Aku hanya diam membisu sambil menatap matanya dalam-dalam, setelah
beberapa detik akupun tersenyum kearahnya, perawat itu membalas
senyumanku sebelum akhirnya keluar dari bangsalku, mengunci pintunya dan
meninggalkanku sendirian.
Aku
menunggu kedatangan Psikiaterku, dengan berdiri didekat jendela yang
berteralis besi, aku terus mengawasi sepanjang koridor sejauh mataku
bisa menangkapnya, setiap ada orang berjalan melewati bangsalku aku
berharap dia adalah dokter Rio tapi ternyata bukan, setelah lama menanti
aku mulai bosan dan duduk di kursi.
Perutku
mulai berbunyi, aku memandangi sarapan pagiku yang mulai dingin, lama
aku berpikir sampai akhirnya akupun mendekatinya dan memegang sendoknya.
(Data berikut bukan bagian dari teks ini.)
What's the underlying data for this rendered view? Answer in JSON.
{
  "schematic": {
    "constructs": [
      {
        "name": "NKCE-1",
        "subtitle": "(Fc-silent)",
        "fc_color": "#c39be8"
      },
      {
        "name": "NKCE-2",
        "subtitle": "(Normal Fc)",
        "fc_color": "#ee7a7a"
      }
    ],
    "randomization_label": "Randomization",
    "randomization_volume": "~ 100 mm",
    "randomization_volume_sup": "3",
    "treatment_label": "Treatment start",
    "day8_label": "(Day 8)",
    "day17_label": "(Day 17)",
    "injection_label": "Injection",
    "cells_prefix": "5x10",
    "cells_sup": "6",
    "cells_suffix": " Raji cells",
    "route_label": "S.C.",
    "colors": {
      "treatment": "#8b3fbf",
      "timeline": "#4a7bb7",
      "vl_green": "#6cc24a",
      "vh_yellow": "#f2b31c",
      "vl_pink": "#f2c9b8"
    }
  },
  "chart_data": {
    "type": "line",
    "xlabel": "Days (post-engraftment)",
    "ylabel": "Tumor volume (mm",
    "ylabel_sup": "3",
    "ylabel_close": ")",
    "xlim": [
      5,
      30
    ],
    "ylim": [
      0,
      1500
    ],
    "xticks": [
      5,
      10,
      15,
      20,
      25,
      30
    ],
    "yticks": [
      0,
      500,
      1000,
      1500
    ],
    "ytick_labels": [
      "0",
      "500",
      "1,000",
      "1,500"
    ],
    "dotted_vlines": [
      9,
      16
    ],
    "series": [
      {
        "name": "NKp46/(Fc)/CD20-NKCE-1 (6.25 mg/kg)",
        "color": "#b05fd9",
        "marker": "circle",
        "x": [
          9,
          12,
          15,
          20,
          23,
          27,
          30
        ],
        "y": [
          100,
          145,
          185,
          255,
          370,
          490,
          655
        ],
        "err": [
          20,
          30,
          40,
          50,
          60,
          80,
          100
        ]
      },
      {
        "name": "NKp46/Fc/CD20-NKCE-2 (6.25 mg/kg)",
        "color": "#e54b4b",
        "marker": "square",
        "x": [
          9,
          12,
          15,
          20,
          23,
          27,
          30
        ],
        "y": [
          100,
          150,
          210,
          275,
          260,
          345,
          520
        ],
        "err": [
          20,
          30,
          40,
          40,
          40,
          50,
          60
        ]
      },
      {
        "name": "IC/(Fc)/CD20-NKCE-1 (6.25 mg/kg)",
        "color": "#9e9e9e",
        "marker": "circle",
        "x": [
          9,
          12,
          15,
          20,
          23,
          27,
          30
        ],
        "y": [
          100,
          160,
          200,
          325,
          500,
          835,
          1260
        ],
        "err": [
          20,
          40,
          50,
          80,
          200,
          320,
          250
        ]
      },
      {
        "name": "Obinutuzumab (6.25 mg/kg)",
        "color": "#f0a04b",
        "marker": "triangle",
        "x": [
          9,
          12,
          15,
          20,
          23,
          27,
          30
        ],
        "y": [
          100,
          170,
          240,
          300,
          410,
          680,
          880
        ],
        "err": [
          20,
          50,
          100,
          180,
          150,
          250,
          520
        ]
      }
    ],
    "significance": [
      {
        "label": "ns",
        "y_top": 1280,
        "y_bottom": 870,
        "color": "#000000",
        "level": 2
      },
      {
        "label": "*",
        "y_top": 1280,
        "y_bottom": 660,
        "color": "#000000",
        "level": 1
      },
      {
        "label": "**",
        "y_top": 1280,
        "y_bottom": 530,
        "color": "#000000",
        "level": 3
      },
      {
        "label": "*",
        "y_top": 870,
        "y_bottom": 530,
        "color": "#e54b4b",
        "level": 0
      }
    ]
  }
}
Satu suap… dua suap… tiga suap… aku terus memasukkannya kedalam
perutku.
“Ceklek…
ceklek…” suara pintu dibuka, aku terkejut sekali hingga suapan nasi
yang masih berada di dalam mulutku masuk ke saluran pernafasan membuatku
tersedak dan nasi itupun menyembur melalui hidungku meninggalkan rasa
nyeri dan gatal.
“Gubrak
!!” Kursiku terjungkal ketika aku secara reflek melompat dan berlari ke
sudut lemari untuk berlindung hingga akhirnya pintu bangsalku terbuka
dan kudapati dokter Rio berdiri mematung sambil menatap kearahku.
Aku
merasa tenang kembali sehingga detak jantungku yang sudah bergejolak
kembali stabil ke iramanya yang teratur, aku memandangi dokter Rio cukup
lama hingga akhirnya senyum tipis terbentuk dipipiku.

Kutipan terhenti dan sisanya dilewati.